I've always run 160 'stats in sunny and hot CA. 180 would be fine, though.


----------



## Lemans guy (Oct 14, 2014)

Thanks Gee,

the factory manual says 190,

I think 180 is in it and I am just going to go with that...........


----------



## Chris-Austria (Dec 23, 2010)

I read a lot about oils now... I learned that every multi-viscosity oil should have about the same thickness at operating temperature. So you can't say a 5w40 is too thin if you say a 10w40 isn't too thin. Every oil is too thick when cold, but a 5w40 isn't as thick as a 10w40 when cold. When hot both are the same.

So I don't really see why I shouldn't run a 5w30 or 5w40 full synthetic oil in the rebuild engine. The other option is a 10w40 semi-synthetic but like every non-full synthetic it has components that age because of time or temperature, that's one reason why a full synthetic oil is "better".. 

A full synthetic oil will be thinner when cold and it can handle more heat until it gets too thin to lubricate good enough. You can read those numbers on the sheets from the manufacturer.

for example: (viscosity mm²/s at 40 and 100° Celsius)

1. Valvoline Dura Blend 10w40 = 95 at 40° and 14.1 at 100°
2. Valvoline Syn Power 5w40 = 83.9 at 40° and 14.1 at 100°
3. Valvoline VR1 20w50 = 186 at 40° and 20.5 at 100°
4. Valvoline Syn Power 5w30 = 68 at 40° and 11.8 at 100°

As you can see the number 4 is genarally thinner than all the others. Maybe it's too thin for the GTO engine.. but the 20w50 is too thick all of the time. The best choice seems to be the number 2, full synthetic 5w40.. more stable than mineral, not too thick, not too thin (if 10w40 isn't too thin you can't argue that the 5w40 is too thin I guess).

What do you think? Am I wrong?

I'm still not sure if it will be the semi synthetic 10w40 or the full synthetic 5w40... just because of the fact that one is fully synthetic I like that one more.

And I agree now... 10w60 is wrong for the GTO, 5w50 is false as well. They both are too thick at operating temperature. Maybe a race car that runs at 300° F can use this oil, our engines should run at some degree above the cooling temps, so 210 to 250° F seems right, that's why the viscosity at 100° C is very important.. and the flow at room temperature is very important as well because most engine wear occurs as long as the oil is cold.. so the better it flows at low temperatures the better... and every oil flows too less when cold! (it's just the question how much too less)

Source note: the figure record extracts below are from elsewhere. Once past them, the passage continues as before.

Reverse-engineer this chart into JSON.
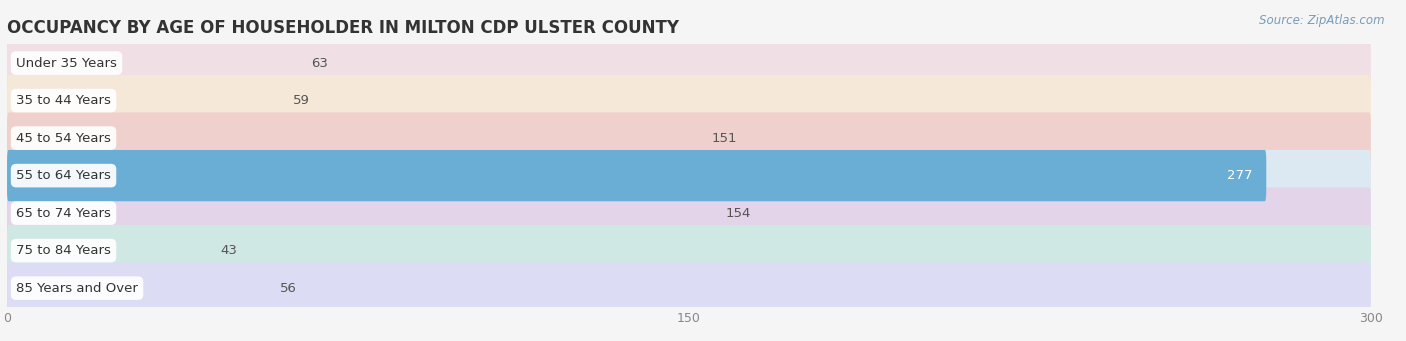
{
  "title": "OCCUPANCY BY AGE OF HOUSEHOLDER IN MILTON CDP ULSTER COUNTY",
  "source": "Source: ZipAtlas.com",
  "categories": [
    "Under 35 Years",
    "35 to 44 Years",
    "45 to 54 Years",
    "55 to 64 Years",
    "65 to 74 Years",
    "75 to 84 Years",
    "85 Years and Over"
  ],
  "values": [
    63,
    59,
    151,
    277,
    154,
    43,
    56
  ],
  "bar_colors": [
    "#f4a0b5",
    "#f9c98a",
    "#e8837a",
    "#6aaed6",
    "#b07fbe",
    "#7ec8c0",
    "#b0b0e0"
  ],
  "bar_bg_colors": [
    "#f0e0e5",
    "#f5e8d8",
    "#f0d0cc",
    "#dce8f2",
    "#e4d4ea",
    "#d0e8e4",
    "#dcdcf4"
  ],
  "row_bg_color": "#ebebeb",
  "xlim": [
    0,
    300
  ],
  "xticks": [
    0,
    150,
    300
  ],
  "background_color": "#f5f5f5",
  "title_fontsize": 12,
  "label_fontsize": 9.5,
  "value_fontsize": 9.5
}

Another thought is... if 10w30 is good than the 5w30 should be good as well, because they flow the same at operating temperature.. about 11-12 probably. The xW40 oils are a little thicker at this point.. I can't tell if the 40 or 30 would be a better choice, maybe this can be checked by watching the pressure gauge.. if it makes enough psi with the 30 I think the 5w30 is best, if the pressure is better with the 40 I think 5w40 is the way to go. (if you don't have to care about ZDDP with a roller cam).


----------